The commissioner said that the issue was not whether the employee had a valid medical certificate for her absence; the issue was whether there was any justifiable reason for the employee to disregard the employer’s instructions. The employee had to prove and convince him that her absence from duty was necessitated by circumstances beyond her control to be absolved from blame. According to the commissioner there is a great deal of mystery about the phenomenon of a “calling” and turned to an extract from the Holy Scriptures in order to shed some light on what a calling entails and its effect on the lives of those who were called. 

He said that in the Old Testament there is a story about Prophet Jonah who was called by God and sent to Nineveh. Jonah decided to disregard the calling of God and sailed in a boat to Tarshish. A severe storm hit the ocean and the boat sank. Jonah confessed to the captain of the ship about what he did and he was thrown in the ocean to save the lives of innocent passengers. All the Christians and people subscribing to the Christian faith and religion believe that God calls his servants to the ministry and that those who fail to heed His call will suffer the same fate as Jonah did.

The commissioner said that what was “good for the gender [sic] must be good for the goose also” [sic]. This raises the question as to when absence without permission for a “calling” became good for the goose, or for the gander for that matter. 

The employee believed that she was called by the ancestors to become a Sangoma. According to the commissioner “evidence” was led that the employee could have died if she had continued to work and disregarded her “calling”. It appeared to him that the employee had decided to follow the Sangoma course to save her life and that if an average person values his or her life as more important than anything else, then the employee should not be punished for such misconduct. The commissioner found the dismissal to be substantively unfair and order reinstatement.

The employer approached the Labour Court to review the award on the basis that by making the findings of both fact and of law that are so grossly out of touch with the evidence presented to him, the commissioner not only exceeded his powers but also failed to apply his mind to the matter he was called upon to consider and adjudicate.

Judge Francis ruled:

“The commissioner has in a well reasoned award dealt with why he believed that the dismissal was harsh and why reinstatement was appropriate.

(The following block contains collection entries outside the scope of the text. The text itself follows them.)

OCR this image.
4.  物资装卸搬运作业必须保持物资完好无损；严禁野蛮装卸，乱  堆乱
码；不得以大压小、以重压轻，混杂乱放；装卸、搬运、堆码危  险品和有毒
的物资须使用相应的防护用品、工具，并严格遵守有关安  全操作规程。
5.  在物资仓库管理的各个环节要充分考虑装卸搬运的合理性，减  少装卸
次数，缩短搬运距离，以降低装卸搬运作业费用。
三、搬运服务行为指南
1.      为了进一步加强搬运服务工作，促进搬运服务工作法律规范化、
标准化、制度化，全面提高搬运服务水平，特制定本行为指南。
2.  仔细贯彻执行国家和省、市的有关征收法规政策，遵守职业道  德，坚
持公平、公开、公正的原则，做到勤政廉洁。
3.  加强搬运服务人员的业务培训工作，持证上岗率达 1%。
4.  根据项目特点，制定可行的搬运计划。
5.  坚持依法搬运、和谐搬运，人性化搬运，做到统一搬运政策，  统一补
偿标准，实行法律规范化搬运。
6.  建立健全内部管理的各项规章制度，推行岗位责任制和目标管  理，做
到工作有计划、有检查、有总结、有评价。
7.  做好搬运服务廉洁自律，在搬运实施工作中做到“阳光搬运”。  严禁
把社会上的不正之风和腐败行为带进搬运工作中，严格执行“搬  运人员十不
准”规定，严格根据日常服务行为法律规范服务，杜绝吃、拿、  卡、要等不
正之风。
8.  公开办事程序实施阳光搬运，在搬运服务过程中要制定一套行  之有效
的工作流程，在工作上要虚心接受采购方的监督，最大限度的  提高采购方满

The applicant’s (employer) grounds of review are baseless. I am satisfied that the award made by the commissioner is one that a reasonable decision maker would have made.”

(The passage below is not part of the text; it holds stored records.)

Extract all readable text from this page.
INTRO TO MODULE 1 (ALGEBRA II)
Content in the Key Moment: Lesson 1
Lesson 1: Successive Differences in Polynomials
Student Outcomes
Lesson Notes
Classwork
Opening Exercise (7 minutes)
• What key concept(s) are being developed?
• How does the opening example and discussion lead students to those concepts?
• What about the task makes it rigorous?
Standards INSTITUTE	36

The application was dismissed.

In essence this case was about the operational requirements of a business versus the fears of an employee that believed that she would die if she did not answer the “calling” of her ancestors. We agree that under different circumstances the fears of an employee could be used to justify unauthorised absence from work. An example would be an employee that fears for his life and therefore stays away from work because other striking employees threatened him with death if he reported for duty. The fears of the employee are understandable and based on a reality that can be proven. In the Kievits Kroon matter the fears of the employee were based on the beliefs of the employee and not a reality which could objectively be decided upon.

This case will undoubtedly open the proverbial “can of worms” when it comes to dealing with traditions in the workplace. One can just imagine what will happen if a Christian applies for four months unpaid leave to do missionary work, believing that his soul will not be saved if he does not adhere to his “calling”, as the commissioner in detail explained to us.